It grew complacent in its might.
Other nations began to modernise and reform their economies as the British Empire stagnated.
Sound like the United States?
The industrial strength of the “New World” has propelled us all into the space and information ages.
But the very arms-race which caused the USSR’s economy to implode and propelled the US into sole-superpower status has come back to haunt it.
The US never lost its obsession with more and more expensive weapons. And it’s been prolific in their use, with a string of “little wars” since 1990.
Now there is a new arms race. And its centred of Asia.
The “pivot” by the US to shift most of its existing forces into the region is just that superpower’s first reaction.
But the US faces potentially crippling challenges.
Its invention of the internet has also had unexpected repercussions, propelling the world towards a globalised economy far faster than anticipated.
As a result, the United States is in debt. Deeply.
And its major creditor is China.
It’s an unstable relationship that is causing jitters in the globalised economies of nations the world over.
And China’s economy continues to grow as that of the United States’ contracts.

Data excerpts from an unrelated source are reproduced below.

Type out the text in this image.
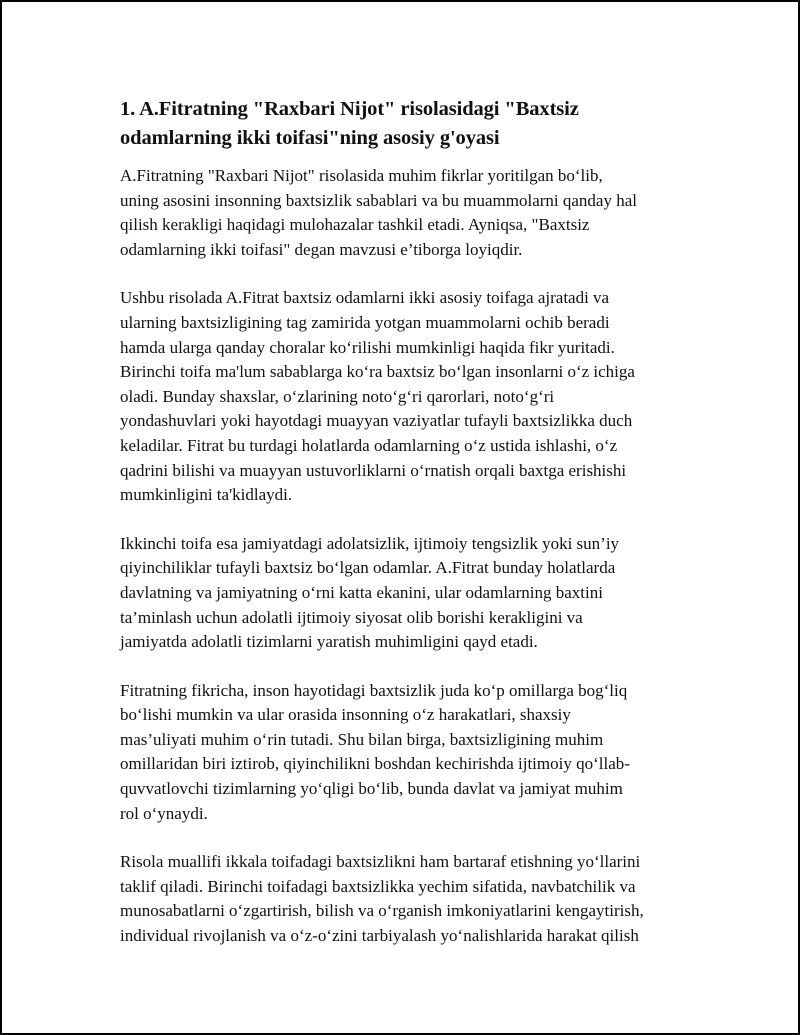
1. A.Fitratning "Raxbari Nijot" risolasidagi "Baxtsiz odamlarning ikki toifasi"ning asosiy g'oyasi

A.Fitratning "Raxbari Nijot" risolasida muhim fikrlar yoritilgan bo‘lib,
uning asosini insonning baxtsizlik sabablari va bu muammolarni qanday hal
qilish kerakligi haqidagi mulohazalar tashkil etadi. Ayniqsa, "Baxtsiz
odamlarning ikki toifasi" degan mavzusi e’tiborga loyiqdir.

Ushbu risolada A.Fitrat baxtsiz odamlarni ikki asosiy toifaga ajratadi va
ularning baxtsizligining tag zamirida yotgan muammolarni ochib beradi
hamda ularga qanday choralar ko‘rilishi mumkinligi haqida fikr yuritadi.
Birinchi toifa ma'lum sabablarga ko‘ra baxtsiz bo‘lgan insonlarni o‘z ichiga
oladi. Bunday shaxslar, o‘zlarining noto‘g‘ri qarorlari, noto‘g‘ri
yondashuvlari yoki hayotdagi muayyan vaziyatlar tufayli baxtsizlikka duch
keladilar. Fitrat bu turdagi holatlarda odamlarning o‘z ustida ishlashi, o‘z
qadrini bilishi va muayyan ustuvorliklarni o‘rnatish orqali baxtga erishishi
mumkinligini ta'kidlaydi.

Ikkinchi toifa esa jamiyatdagi adolatsizlik, ijtimoiy tengsizlik yoki sun’iy
qiyinchiliklar tufayli baxtsiz bo‘lgan odamlar. A.Fitrat bunday holatlarda
davlatning va jamiyatning o‘rni katta ekanini, ular odamlarning baxtini
ta’minlash uchun adolatli ijtimoiy siyosat olib borishi kerakligini va
jamiyatda adolatli tizimlarni yaratish muhimligini qayd etadi.

Fitratning fikricha, inson hayotidagi baxtsizlik juda ko‘p omillarga bog‘liq
bo‘lishi mumkin va ular orasida insonning o‘z harakatlari, shaxsiy
mas’uliyati muhim o‘rin tutadi. Shu bilan birga, baxtsizligining muhim
omillaridan biri iztirob, qiyinchilikni boshdan kechirishda ijtimoiy qo‘llab-
quvvatlovchi tizimlarning yo‘qligi bo‘lib, bunda davlat va jamiyat muhim
rol o‘ynaydi.

Risola muallifi ikkala toifadagi baxtsizlikni ham bartaraf etishning yo‘llarini
taklif qiladi. Birinchi toifadagi baxtsizlikka yechim sifatida, navbatchilik va
munosabatlarni o‘zgartirish, bilish va o‘rganish imkoniyatlarini kengaytirish,
individual rivojlanish va o‘z-o‘zini tarbiyalash yo‘nalishlarida harakat qilish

Such a shift in strength can, and will, send seismic shocks around the globe.
Technological race … The pace of the adoption of new technology is faster than ever before, with new products obsolete even before they enter production. Source: Supplied
Then, England ruled the waves.
Her vast fleet was unmatched in size and strength. It plied the seven seas with confidence and impunity.
Then, the Royal Navy invented the “Dreadnought” — a warship like no other.
Overnight, the investment of decades had been rendered obsolete.
Unintentionally, Britain had levelled the playing field.
A new and incredibly expensive race to build the biggest and best navy began.
All this took place even as such mighty ships were being rendered redundant: The rise of air power was taking place almost unnoticed.
Now, the United States rules the waves.
Her vast fleet is unmatched in size and strength. It plies the seven seas with confidence and impunity.
She has the added reassurance that her jets also rule the skies.
But the world is changing.
The trump-card of nuclear weapons is now part of the arsenal of a growing number of nations.
And is the potential of cheap, automated drones and missiles similar to that of the unrecognised power of the machinegun of 1914?
And what of cyber war? Just how much damage can computer-based attacks inflict on a nation?
Unfortunately, it will probably take a major war for the world to find out.